A corrida pelo desenvolvimento de veículos autônomos entrou em uma nova fase, marcada por uma guinada radical tanto na arquitetura de inteligência artificial quanto na estratégia comercial. Em entrevistas recentes, Alex Kendall, CEO da britânica Wayve, e Raquel Urtasun, CEO da Waabi, detalharam como suas startups conseguiram atrair rodadas de investimento superiores a US$ 1 bilhão cada. A tese compartilhada por ambas repousa em dois pilares: o uso intensivo de "modelos de mundo" (world models) baseados em IA de ponta a ponta e a decisão de atuar estritamente via licenciamento de software para montadoras globais. Essa abordagem asset-light desafia frontalmente o paradigma estabelecido na última década, que priorizava a verticalização extrema — seja fabricando os próprios automóveis ou operando frotas proprietárias hiperlocalizadas.

A Aposta nos Modelos de Mundo

A base tecnológica dessa nova geração é o aprendizado de máquina de ponta a ponta. Kendall afirmou que a Wayve foi pioneira nessa abordagem em 2017, quando o método era amplamente ignorado pela indústria, começando com um modelo de mundo de apenas 20.000 parâmetros. Ele explica que esses modelos funcionam como simuladores avançados que preveem o futuro a partir de uma ação no ambiente. Isso permite que o sistema aprenda representações do mundo focadas no que realmente importa para a direção — como faixas, meios-fios e semáforos — ignorando elementos irrelevantes, como nuvens no céu ou carros na direção oposta.

Para a Waabi, a lógica de simulação é igualmente central. Urtasun argumenta que a capacidade de criar mundos interativos e altamente realistas permite submeter o software a infinitas situações críticas de segurança sem qualquer consequência no mundo físico. A executiva destacou que essa fundação generativa resulta em uma inteligência capaz de generalizar o aprendizado de forma orgânica. Segundo ela, o mesmo "cérebro" digital desenvolvido pela empresa pode conduzir um caminhão de carga de 80.000 libras em rodovias ou um robotáxi em vias urbanas, eliminando a necessidade de bifurcar o código para diferentes veículos.

Licenciamento Contra a Verticalização

Além da arquitetura técnica, o diferencial dessas startups reside na rota comercial escolhida. Kendall delineou três caminhos práticos para levar a autonomia ao mercado: fabricar veículos próprios de uma única marca, construir frotas proprietárias operando cidade a cidade, ou licenciar o sistema operacional para qualquer montadora. A Wayve optou pelo licenciamento, firmando parcerias com fabricantes como a Nissan, que anunciou planos de integrar a tecnologia em 90% de sua produção futura. O executivo justificou a escolha com base na escala: enquanto existem menos de 10.000 robotáxis operando no mundo hoje, o mercado global produz cerca de 100 milhões de novos carros anualmente.

Urtasun ecoou essa visão estratégica para a Waabi, reforçando de forma categórica que a empresa atua estritamente como provedora de tecnologia. Ela descartou a ambição de se tornar uma montadora, classificando a rota de adaptação física de veículos como ineficiente. Para contexto, a BrazilValley aponta que a recusa em construir hardware isola essas companhias dos gargalos de manufatura e das pesadas margens de capital intensivo que historicamente drenaram os recursos de projetos de mobilidade nos últimos anos. No longo prazo, ambas as lideranças projetam que a monetização desse ecossistema se dará por meio de assinaturas mensais pagas pelos consumidores finais.

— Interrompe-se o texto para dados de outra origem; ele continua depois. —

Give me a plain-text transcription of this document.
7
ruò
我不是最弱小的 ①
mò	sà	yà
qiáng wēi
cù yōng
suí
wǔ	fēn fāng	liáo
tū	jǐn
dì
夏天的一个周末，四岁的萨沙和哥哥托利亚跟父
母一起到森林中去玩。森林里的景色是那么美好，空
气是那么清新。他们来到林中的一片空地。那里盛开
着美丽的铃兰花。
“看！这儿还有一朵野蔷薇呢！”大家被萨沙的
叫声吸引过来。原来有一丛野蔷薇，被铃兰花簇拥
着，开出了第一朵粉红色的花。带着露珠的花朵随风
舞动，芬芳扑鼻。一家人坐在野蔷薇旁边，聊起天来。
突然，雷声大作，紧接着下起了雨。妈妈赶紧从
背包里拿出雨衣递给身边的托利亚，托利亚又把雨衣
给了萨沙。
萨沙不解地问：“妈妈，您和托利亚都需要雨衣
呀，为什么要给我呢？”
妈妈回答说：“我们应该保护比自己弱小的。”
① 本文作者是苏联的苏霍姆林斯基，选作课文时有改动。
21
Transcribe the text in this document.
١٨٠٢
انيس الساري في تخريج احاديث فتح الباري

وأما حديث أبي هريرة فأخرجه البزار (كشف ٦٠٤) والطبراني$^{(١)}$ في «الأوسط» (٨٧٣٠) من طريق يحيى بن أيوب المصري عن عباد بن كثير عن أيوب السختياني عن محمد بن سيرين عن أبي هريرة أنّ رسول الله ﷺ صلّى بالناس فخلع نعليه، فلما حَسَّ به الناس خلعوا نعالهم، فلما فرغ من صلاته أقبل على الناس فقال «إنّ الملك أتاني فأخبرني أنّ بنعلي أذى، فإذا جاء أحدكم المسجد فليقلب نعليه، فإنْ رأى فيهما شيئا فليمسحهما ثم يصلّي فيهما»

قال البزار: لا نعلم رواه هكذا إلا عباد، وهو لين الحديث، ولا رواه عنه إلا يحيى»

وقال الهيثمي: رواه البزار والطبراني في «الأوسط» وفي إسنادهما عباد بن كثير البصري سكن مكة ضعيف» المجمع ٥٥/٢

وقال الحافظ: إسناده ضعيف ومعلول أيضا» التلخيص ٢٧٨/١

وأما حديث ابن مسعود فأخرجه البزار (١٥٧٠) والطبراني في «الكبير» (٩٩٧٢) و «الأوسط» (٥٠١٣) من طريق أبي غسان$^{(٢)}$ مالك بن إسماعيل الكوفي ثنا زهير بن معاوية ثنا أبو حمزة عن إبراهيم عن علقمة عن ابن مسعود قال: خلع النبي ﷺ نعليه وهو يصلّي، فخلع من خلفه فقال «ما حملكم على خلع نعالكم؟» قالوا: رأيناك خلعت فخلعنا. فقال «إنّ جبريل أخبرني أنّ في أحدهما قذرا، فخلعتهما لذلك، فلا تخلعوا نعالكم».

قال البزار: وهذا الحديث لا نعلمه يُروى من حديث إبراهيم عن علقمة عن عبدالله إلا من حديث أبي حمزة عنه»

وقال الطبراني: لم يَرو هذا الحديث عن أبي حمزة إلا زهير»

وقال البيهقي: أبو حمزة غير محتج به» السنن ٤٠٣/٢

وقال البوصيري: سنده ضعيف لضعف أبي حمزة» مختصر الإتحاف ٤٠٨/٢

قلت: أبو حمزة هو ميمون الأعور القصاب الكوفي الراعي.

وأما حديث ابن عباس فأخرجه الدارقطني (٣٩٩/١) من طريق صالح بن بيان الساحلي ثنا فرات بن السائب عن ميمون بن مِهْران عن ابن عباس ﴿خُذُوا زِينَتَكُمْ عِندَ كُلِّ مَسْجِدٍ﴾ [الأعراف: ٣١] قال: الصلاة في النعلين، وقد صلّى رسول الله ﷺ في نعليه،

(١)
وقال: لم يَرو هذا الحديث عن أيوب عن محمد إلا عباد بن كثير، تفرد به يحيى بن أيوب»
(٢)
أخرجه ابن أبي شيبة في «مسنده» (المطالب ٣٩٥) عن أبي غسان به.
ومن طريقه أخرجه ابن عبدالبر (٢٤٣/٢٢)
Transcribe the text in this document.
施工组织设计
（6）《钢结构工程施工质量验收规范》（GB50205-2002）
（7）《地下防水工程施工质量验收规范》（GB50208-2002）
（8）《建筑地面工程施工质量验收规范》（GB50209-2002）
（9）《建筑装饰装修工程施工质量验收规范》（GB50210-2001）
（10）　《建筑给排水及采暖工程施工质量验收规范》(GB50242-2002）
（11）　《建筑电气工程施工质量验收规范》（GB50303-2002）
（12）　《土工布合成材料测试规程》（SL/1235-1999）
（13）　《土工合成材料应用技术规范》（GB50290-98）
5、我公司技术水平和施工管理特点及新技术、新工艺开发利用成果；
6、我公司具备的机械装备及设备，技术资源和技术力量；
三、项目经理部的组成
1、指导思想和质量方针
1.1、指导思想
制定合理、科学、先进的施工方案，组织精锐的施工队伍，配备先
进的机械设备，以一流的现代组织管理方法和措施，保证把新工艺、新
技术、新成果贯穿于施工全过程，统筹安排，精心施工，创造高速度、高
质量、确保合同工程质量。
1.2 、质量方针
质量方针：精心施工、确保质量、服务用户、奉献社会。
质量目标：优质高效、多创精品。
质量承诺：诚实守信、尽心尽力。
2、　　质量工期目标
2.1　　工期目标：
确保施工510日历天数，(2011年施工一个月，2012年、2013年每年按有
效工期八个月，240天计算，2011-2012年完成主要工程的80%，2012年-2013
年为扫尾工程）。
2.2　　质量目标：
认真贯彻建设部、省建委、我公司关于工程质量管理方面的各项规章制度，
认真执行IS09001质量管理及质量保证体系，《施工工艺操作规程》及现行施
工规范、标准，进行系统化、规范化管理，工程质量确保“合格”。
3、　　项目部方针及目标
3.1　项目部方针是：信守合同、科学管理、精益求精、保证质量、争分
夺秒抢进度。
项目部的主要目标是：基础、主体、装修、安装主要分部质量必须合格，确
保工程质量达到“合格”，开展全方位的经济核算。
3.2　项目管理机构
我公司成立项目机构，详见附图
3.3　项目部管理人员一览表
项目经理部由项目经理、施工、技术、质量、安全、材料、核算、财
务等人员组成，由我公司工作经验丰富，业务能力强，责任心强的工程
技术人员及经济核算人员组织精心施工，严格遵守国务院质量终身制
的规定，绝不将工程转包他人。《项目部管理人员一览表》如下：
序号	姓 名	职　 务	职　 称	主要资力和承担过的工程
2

As recentes injeções de capital bilionárias sinalizam que os investidores acreditam que o risco puramente científico da direção autônoma foi superado. Como Kendall observou durante a conversa, o desafio atual migrou para a execução de engenharia, integração de produtos e validação regulatória. Ao terceirizar a fabricação das frotas e focar exclusivamente na camada de inteligência, Wayve e Waabi buscam transformar a condução autônoma em um produto de software de escala global, pavimentando o caminho para que a inteligência artificial torne-se a infraestrutura invisível da próxima geração de mobilidade.